Underground carbon capture

Carbon dioxide in the Earth's crust is stored mainly by dissolution into underground water, rather than by being chemically bound up in minerals, according to new research.

Capturing carbon dioxide from industrial sources and storing it in deep, depleted oil and gas reservoirs is one potential way to lessen the impact of this greenhouse gas on global climate.

But a major concern with the technique is whether the carbon dioxide will stay underground, or simply leak back into the atmosphere.

The answer depends to a large extent on how carbon dioxide is naturally held underground in these reservoirs.

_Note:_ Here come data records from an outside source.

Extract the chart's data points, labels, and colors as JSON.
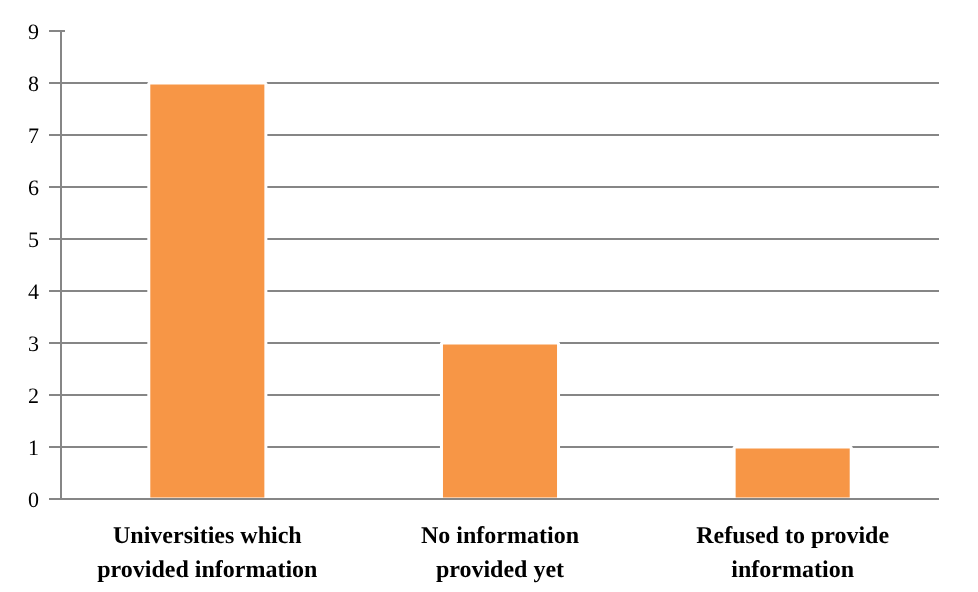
{
  "chart_data": {
    "type": "bar",
    "categories": [
      "Universities which provided information",
      "No information provided yet",
      "Refused to provide information"
    ],
    "values": [
      8,
      3,
      1
    ],
    "color": "#f79646",
    "ylim": [
      0,
      9
    ],
    "yticks": [
      0,
      1,
      2,
      3,
      4,
      5,
      6,
      7,
      8,
      9
    ],
    "grid": "y"
  }
}
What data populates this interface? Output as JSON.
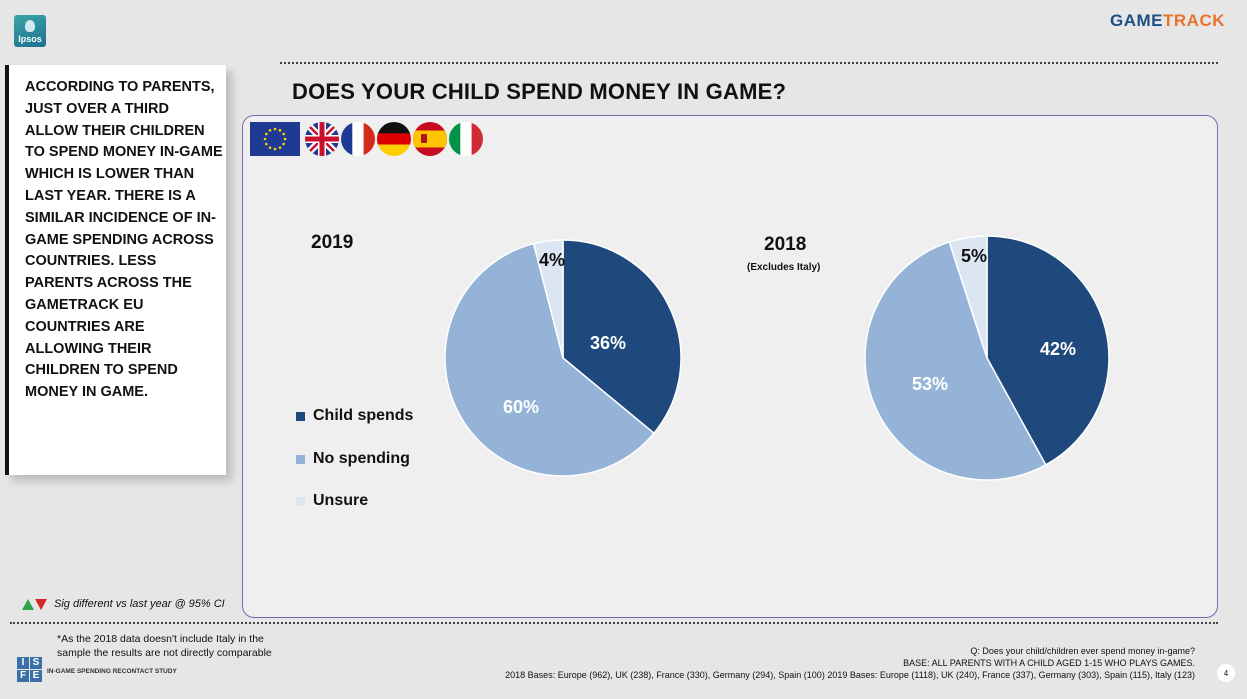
{
  "header": {
    "ipsos_logo": "Ipsos",
    "brand_part1": "GAME",
    "brand_part2": "TRACK"
  },
  "side_text": "ACCORDING TO PARENTS, JUST OVER A THIRD ALLOW THEIR CHILDREN TO SPEND MONEY IN-GAME WHICH IS LOWER THAN LAST YEAR. THERE IS A SIMILAR INCIDENCE OF IN-GAME SPENDING ACROSS COUNTRIES. LESS PARENTS ACROSS THE GAMETRACK EU COUNTRIES ARE ALLOWING THEIR CHILDREN TO SPEND MONEY IN GAME.",
  "title": "DOES YOUR CHILD SPEND MONEY IN GAME?",
  "flags": [
    "eu-flag-icon",
    "uk-flag-icon",
    "france-flag-icon",
    "germany-flag-icon",
    "spain-flag-icon",
    "italy-flag-icon"
  ],
  "colors": {
    "child_spends": "#1f497d",
    "no_spending": "#95b3d7",
    "unsure": "#dce6f2"
  },
  "chart_data": [
    {
      "type": "pie",
      "title": "2019",
      "subtitle": "",
      "categories": [
        "Child spends",
        "No spending",
        "Unsure"
      ],
      "values": [
        36,
        60,
        4
      ],
      "labels": [
        "36%",
        "60%",
        "4%"
      ]
    },
    {
      "type": "pie",
      "title": "2018",
      "subtitle": "(Excludes Italy)",
      "categories": [
        "Child spends",
        "No spending",
        "Unsure"
      ],
      "values": [
        42,
        53,
        5
      ],
      "labels": [
        "42%",
        "53%",
        "5%"
      ]
    }
  ],
  "legend": [
    "Child spends",
    "No spending",
    "Unsure"
  ],
  "sig_note": "Sig different vs last year @ 95% CI",
  "footnote": "*As the 2018 data doesn't include Italy in the sample the results are not directly comparable",
  "isfe_logo": [
    "I",
    "S",
    "F",
    "E"
  ],
  "study_label": "IN-GAME SPENDING RECONTACT STUDY",
  "source": {
    "question": "Q: Does your child/children ever spend money in-game?",
    "base": "BASE: ALL PARENTS WITH A CHILD AGED 1-15 WHO PLAYS GAMES.",
    "bases": "2018 Bases: Europe (962), UK (238), France (330), Germany (294), Spain (100) 2019 Bases: Europe (1118), UK (240), France (337), Germany (303), Spain (115), Italy (123)"
  },
  "page_number": "4"
}
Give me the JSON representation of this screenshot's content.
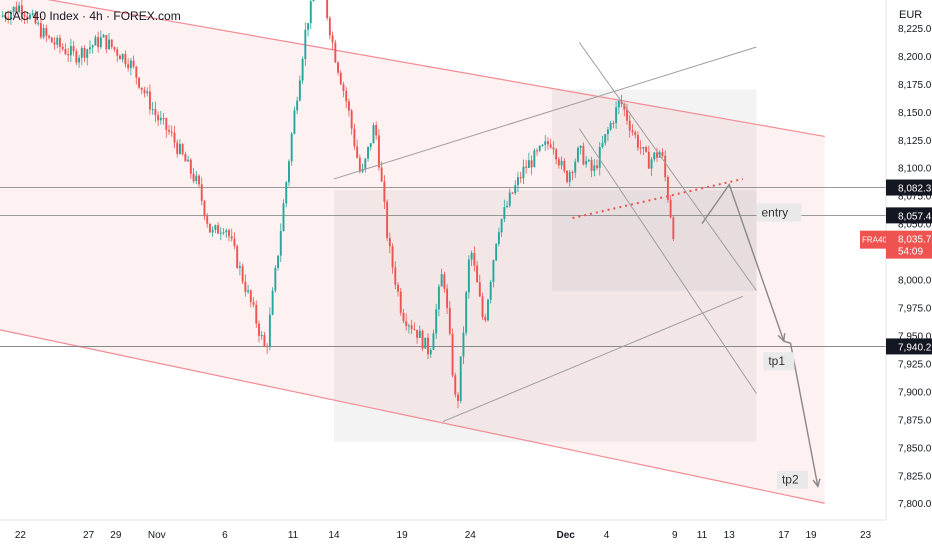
{
  "header": {
    "title": "CAC 40 Index · 4h · FOREX.com",
    "currency": "EUR"
  },
  "colors": {
    "up": "#26a69a",
    "down": "#ef5350",
    "channel": "#f28b94",
    "channel_fill": "#fdecee",
    "drawing": "#9e9e9e",
    "hline": "#7a7a7a",
    "tag_bg": "#e9e9ea",
    "price_tag": "#ef5350"
  },
  "chart_data": {
    "type": "candlestick",
    "symbol": "FRA40",
    "y_ticks": [
      "8,225.0",
      "8,200.0",
      "8,175.0",
      "8,150.0",
      "8,125.0",
      "8,100.0",
      "8,075.0",
      "8,050.0",
      "8,025.0",
      "8,000.0",
      "7,975.0",
      "7,950.0",
      "7,925.0",
      "7,900.0",
      "7,875.0",
      "7,850.0",
      "7,825.0",
      "7,800.0"
    ],
    "y_tick_values": [
      8225,
      8200,
      8175,
      8150,
      8125,
      8100,
      8075,
      8050,
      8025,
      8000,
      7975,
      7950,
      7925,
      7900,
      7875,
      7850,
      7825,
      7800
    ],
    "x_ticks": [
      "22",
      "27",
      "29",
      "Nov",
      "6",
      "11",
      "14",
      "19",
      "24",
      "Dec",
      "4",
      "9",
      "11",
      "13",
      "17",
      "19",
      "23"
    ],
    "x_tick_days": [
      -9,
      -4,
      -2,
      1,
      6,
      11,
      14,
      19,
      24,
      31,
      34,
      39,
      41,
      43,
      47,
      49,
      53
    ],
    "ylim": [
      7785,
      8250
    ],
    "xlim": [
      -10.5,
      54.5
    ],
    "price_levels": [
      {
        "label": "8,082.3",
        "value": 8082.3
      },
      {
        "label": "8,057.4",
        "value": 8057.4
      },
      {
        "label": "7,940.2",
        "value": 7940.2
      }
    ],
    "last_price": {
      "symbol": "FRA40",
      "label": "8,035.7",
      "value": 8035.7,
      "countdown": "54:09"
    },
    "annotations": [
      {
        "text": "entry",
        "day": 45,
        "value": 8060
      },
      {
        "text": "tp1",
        "day": 45.5,
        "value": 7927
      },
      {
        "text": "tp2",
        "day": 46.5,
        "value": 7821
      }
    ],
    "anchors": [
      {
        "day": -10.5,
        "close": 8235
      },
      {
        "day": -9,
        "close": 8245
      },
      {
        "day": -7,
        "close": 8215
      },
      {
        "day": -5,
        "close": 8200
      },
      {
        "day": -3,
        "close": 8215
      },
      {
        "day": -1,
        "close": 8195
      },
      {
        "day": 1,
        "close": 8145
      },
      {
        "day": 2,
        "close": 8130
      },
      {
        "day": 4,
        "close": 8085
      },
      {
        "day": 5,
        "close": 8040
      },
      {
        "day": 6,
        "close": 8050
      },
      {
        "day": 8,
        "close": 7975
      },
      {
        "day": 9,
        "close": 7935
      },
      {
        "day": 10,
        "close": 8035
      },
      {
        "day": 11,
        "close": 8140
      },
      {
        "day": 12,
        "close": 8230
      },
      {
        "day": 13,
        "close": 8270
      },
      {
        "day": 14,
        "close": 8205
      },
      {
        "day": 15,
        "close": 8155
      },
      {
        "day": 16,
        "close": 8090
      },
      {
        "day": 17,
        "close": 8140
      },
      {
        "day": 18,
        "close": 8030
      },
      {
        "day": 19,
        "close": 7970
      },
      {
        "day": 20,
        "close": 7955
      },
      {
        "day": 21,
        "close": 7935
      },
      {
        "day": 22,
        "close": 8010
      },
      {
        "day": 23,
        "close": 7880
      },
      {
        "day": 24,
        "close": 8030
      },
      {
        "day": 25,
        "close": 7960
      },
      {
        "day": 26,
        "close": 8045
      },
      {
        "day": 27,
        "close": 8075
      },
      {
        "day": 28,
        "close": 8100
      },
      {
        "day": 30,
        "close": 8125
      },
      {
        "day": 31,
        "close": 8090
      },
      {
        "day": 32,
        "close": 8115
      },
      {
        "day": 33,
        "close": 8095
      },
      {
        "day": 34,
        "close": 8130
      },
      {
        "day": 35,
        "close": 8160
      },
      {
        "day": 36,
        "close": 8130
      },
      {
        "day": 37,
        "close": 8105
      },
      {
        "day": 38,
        "close": 8115
      },
      {
        "day": 39,
        "close": 8035
      }
    ],
    "channel": {
      "upper": [
        [
          -10.5,
          8258
        ],
        [
          50,
          8128
        ]
      ],
      "lower": [
        [
          -10.5,
          7955
        ],
        [
          50,
          7800
        ]
      ]
    },
    "drawings": {
      "bull_channel_lower": [
        [
          22,
          7873
        ],
        [
          44,
          7985
        ]
      ],
      "bull_channel_upper": [
        [
          14,
          8090
        ],
        [
          45,
          8208
        ]
      ],
      "flag_upper": [
        [
          32,
          8212
        ],
        [
          45,
          7990
        ]
      ],
      "flag_lower": [
        [
          32,
          8135
        ],
        [
          45,
          7898
        ]
      ],
      "dotted_trend": [
        [
          31.5,
          8055
        ],
        [
          44,
          8090
        ]
      ],
      "zigzag": [
        [
          41,
          8050
        ],
        [
          43,
          8085
        ],
        [
          47,
          7945
        ],
        [
          47.5,
          7943
        ],
        [
          49.5,
          7815
        ]
      ],
      "shaded_boxes": [
        {
          "day0": 14,
          "day1": 45,
          "v0": 7855,
          "v1": 8080
        },
        {
          "day0": 30,
          "day1": 45,
          "v0": 7990,
          "v1": 8170
        }
      ]
    }
  }
}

To find out whether it is primarily chemically bound in minerals, or dissolved in groundwater, a British-Canadian research team measured the ratios of the isotopes of carbon, helium and neon in samples from oil and gas reservoirs in the US, China and Europe.

The isotopes act as tracers of carbon dioxide’s subterranean behaviour.

‘At sites throughout the world, we found that the major way CO2 is stored is by dissolution into the underground water, rather than by being chemically bound up in minerals,’ said Barbara Sherwood Lollar, a University of Toronto geochemist, whose NSERC-supported lab analysed the carbon isotope ratios.

Importantly, the team discovered that these underground reservoirs of naturally carbonated water have been geologically stable for tens of thousands to millions of years.

The carbon dioxide in these waters accumulated naturally from deep within the earth.

‘What’s really compelling about what we found is not just that the carbon dioxide dissolves into the ground water, but that this is overwhelmingly the dominant storage mechanism,’ said Lollar.

The research was led by Stuart Gilfillan as his PhD research at Manchester University, and completed while he was at Edinburgh University.